Trois comédiens-chanteurs, Véronique Ataly, Christian Gaitch et Bernard Lecoq, par ailleurs auteur des textes, à travers saynètes et chansons s’attaquent à bon nombre des sujets qui nous agacent ou nous font discuter chaque jour. Le texte est fort drôle, l’identité nationale, le politiquement correct et son langage approprié (les enseignants apprécieront particulièrement le « on ne dit plus en échec scolaire, mais en résultats différés »), le travailler plus pour gagner plus, le libre-échange, les ONG et les OGM, les nouvelles guerres de religion et bien d’autres sujets brûlants sont ainsi passés à la moulinette du rire, un rire qui chatouille la réflexion, un rire provocateur souvent. Ils n’hésitent pas à convoquer le calembour, la critique acide (« plus vous aurez peur, plus vous serez de parfaits téléspectateurs ») et l’humour noir. La mise en scène est astucieuse, ainsi cherchez comment en coupant les cinq mots de travailler plus pour gagner plus et en les déplaçant vous pouvez en changer le sens. Le spectacle vous le démontrera ! Les trois comédiens-chanteurs sont à la fois des présentateurs, des porte-parole, des avocats ou des accusateurs qui n’hésitent pas à en appeler parfois à la salle. Ils sont très bons tous les trois.
Ils sont accompagnés par trois musiciennes et chanteuses, Clarisse Catarino qui a fait la musique du spectacle, à l’accordéon, Eva Slongo au violon et Anne Gouraud-Shrestha à la contrebasse. Elles passent du tango ou de la musique tzigane au jazz manouche. Elles ne se contentent pas d’accompagner, elles créent une atmosphère, participent à l’action et mêlent leur voix à l’ensemble.
Pour ceux qui seront à Paris en août, mais rassurez-vous cela continue après, réjouissez-vous à ce spectacle qui déclare ouverte la guerre des mots, qui se moque du ridicule et du superflu qui apparaît si indispensable à certains, qui dénonce l’absurde injustice, qui ne le fait pas qu’en paroles mais aussi en chansons.
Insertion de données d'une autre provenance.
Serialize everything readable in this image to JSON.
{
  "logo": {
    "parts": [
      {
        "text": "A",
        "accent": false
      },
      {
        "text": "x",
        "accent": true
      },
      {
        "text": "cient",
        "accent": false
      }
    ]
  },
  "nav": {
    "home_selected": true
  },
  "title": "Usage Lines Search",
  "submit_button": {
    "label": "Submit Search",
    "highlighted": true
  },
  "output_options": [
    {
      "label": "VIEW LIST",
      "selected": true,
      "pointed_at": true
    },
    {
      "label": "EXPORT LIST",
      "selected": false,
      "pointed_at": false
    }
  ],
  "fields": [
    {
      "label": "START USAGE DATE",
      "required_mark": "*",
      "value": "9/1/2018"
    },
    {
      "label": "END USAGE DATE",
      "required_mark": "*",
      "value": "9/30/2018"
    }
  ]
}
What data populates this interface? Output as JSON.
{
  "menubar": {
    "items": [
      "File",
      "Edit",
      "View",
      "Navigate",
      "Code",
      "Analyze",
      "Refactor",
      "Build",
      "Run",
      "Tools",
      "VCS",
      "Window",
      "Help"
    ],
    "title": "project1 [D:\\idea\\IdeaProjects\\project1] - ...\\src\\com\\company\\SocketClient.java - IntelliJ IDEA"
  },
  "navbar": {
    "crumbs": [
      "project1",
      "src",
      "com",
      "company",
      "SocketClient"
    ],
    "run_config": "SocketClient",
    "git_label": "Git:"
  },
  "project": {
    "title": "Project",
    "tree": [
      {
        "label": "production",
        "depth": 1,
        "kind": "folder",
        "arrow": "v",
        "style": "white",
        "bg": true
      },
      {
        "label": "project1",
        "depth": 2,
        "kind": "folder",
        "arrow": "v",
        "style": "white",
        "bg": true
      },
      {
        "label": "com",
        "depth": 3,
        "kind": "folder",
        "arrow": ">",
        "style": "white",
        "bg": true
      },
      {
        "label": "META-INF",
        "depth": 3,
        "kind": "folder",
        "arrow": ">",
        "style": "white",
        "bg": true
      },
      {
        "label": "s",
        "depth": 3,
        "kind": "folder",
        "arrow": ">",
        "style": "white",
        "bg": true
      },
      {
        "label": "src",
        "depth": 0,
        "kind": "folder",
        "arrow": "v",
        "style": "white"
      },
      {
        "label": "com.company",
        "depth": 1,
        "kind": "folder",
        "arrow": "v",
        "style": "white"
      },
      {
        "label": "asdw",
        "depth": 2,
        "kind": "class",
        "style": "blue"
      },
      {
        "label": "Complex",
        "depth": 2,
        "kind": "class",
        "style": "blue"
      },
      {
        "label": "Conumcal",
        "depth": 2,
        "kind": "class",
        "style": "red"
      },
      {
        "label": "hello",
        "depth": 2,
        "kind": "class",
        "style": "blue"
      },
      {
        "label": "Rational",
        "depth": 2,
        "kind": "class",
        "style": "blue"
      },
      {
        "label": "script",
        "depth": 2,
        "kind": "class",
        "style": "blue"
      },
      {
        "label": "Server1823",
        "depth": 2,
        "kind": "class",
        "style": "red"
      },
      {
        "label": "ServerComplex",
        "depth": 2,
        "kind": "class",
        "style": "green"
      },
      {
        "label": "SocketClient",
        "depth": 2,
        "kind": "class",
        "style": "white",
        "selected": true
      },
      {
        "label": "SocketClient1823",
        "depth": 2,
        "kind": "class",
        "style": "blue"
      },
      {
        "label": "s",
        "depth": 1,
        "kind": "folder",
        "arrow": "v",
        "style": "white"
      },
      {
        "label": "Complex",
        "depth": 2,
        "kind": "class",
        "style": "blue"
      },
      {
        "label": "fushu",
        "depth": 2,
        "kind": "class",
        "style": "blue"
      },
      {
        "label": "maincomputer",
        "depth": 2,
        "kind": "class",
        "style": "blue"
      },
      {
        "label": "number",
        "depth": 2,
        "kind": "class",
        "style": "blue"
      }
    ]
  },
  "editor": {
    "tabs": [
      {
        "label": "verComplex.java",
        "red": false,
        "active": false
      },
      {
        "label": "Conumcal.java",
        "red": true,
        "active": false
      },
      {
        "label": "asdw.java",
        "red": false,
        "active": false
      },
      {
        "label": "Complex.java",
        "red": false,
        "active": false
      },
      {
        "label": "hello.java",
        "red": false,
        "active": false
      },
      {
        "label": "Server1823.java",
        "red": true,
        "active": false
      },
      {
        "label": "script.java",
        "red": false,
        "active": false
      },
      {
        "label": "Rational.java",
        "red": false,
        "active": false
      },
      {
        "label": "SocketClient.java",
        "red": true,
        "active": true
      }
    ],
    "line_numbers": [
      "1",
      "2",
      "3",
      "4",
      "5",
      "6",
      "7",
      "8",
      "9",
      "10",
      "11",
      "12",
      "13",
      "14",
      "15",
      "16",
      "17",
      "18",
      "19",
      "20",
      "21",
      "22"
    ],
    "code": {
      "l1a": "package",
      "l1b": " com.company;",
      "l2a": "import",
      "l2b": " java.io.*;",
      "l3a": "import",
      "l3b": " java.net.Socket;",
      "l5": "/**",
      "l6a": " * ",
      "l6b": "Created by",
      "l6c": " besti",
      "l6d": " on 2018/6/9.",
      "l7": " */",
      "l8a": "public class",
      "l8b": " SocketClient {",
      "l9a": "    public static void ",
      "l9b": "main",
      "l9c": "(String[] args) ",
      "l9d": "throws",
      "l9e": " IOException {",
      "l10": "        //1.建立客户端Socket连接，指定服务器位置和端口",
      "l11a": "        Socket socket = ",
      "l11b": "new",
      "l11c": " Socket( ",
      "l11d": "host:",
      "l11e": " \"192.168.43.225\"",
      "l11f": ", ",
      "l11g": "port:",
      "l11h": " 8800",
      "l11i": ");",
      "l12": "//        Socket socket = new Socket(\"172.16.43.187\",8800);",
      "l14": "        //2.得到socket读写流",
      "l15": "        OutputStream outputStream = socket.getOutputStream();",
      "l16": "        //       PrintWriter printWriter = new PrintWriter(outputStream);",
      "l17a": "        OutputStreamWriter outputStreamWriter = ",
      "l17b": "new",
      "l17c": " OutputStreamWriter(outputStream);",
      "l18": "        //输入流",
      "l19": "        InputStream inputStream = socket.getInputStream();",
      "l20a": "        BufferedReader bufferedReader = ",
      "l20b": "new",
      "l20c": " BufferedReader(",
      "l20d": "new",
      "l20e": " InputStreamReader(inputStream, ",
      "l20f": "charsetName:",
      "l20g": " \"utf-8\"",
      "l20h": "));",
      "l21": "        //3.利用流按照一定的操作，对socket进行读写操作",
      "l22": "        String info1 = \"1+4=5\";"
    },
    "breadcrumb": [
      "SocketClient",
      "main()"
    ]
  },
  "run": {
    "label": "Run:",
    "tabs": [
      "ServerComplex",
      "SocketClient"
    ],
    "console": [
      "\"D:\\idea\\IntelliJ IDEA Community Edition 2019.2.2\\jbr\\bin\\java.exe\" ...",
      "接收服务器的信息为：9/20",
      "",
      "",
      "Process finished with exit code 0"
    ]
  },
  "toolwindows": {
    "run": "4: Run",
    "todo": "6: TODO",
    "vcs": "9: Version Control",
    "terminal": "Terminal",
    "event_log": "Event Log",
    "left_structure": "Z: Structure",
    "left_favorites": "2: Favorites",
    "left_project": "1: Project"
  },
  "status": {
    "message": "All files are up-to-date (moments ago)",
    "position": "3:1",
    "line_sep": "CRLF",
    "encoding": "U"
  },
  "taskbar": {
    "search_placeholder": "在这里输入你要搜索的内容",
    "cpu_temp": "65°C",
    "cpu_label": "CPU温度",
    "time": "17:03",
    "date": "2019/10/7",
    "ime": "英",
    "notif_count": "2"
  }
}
Enfin un spectacle d’humour où l’on se sent intelligent en sortant.
Micheline Rousselet

Du mardi au samedi à 21h30 et les dimanches 11, 18, 25 septembre et 2 et 9 octobre à 15h.

Le Lucernaire
53 rue Notre-Dame-des-Champs, 75006 Paris
Réservations (partenariat Réduc’snes tarifs réduits aux syndiqués Snes mais sur réservation impérative) : 01 45 48 91 10

Autres articles de la rubrique Actualité théâtrale

  • Alain Paris chante les fables de La Fontaine
    Est-ce l’horaire ? Est-ce le lieu très excentré près des remparts de l’Oulle ? Il y avait peu de monde pour ce joli spectacle et c’est bien dommage. Alain Paris chante les fables de La Fontaine,... Lire la suite (17 juillet)
  • Beaucoup de bruit pour rien
    La modernité de cette pièce écrite en 1600 est saisissante. Elle est accentuée par la mise en scène intelligente de Salomé Villiers et Pierre Hélie. L’action est placée dans un cadre qui évoque tout... Lire la suite (8 juillet)
  • « Dévotion, dernière offrande aux dieux morts »
    Clément Bondu, écrivain, poète, musicien et metteur en scène en résidence aux Plateaux Sauvages signe le texte et la mise en scène de ce spectacle dont il nourrissait le projet depuis plusieurs années... Lire la suite (3 juillet)
  • « Comment ça va ? »
    Cette question appelle toujours ou presque la même réponse « Bien » ! Pourtant quand on est une comédienne qui vient d’avoir cinquante ans, qu’on a un mari informaticien au chômage et un fils adolescent... Lire la suite (26 juin)
  • « 107 ans »
    Simon a tout de suite aimé Lucie quand il l’a rencontrée dans la cour de récréation et qu’elle lui a parlé de Jane Austen. Simon, assis à une table devant une feuille de papier, se souvient de Lucie qui,... Lire la suite (26 juin)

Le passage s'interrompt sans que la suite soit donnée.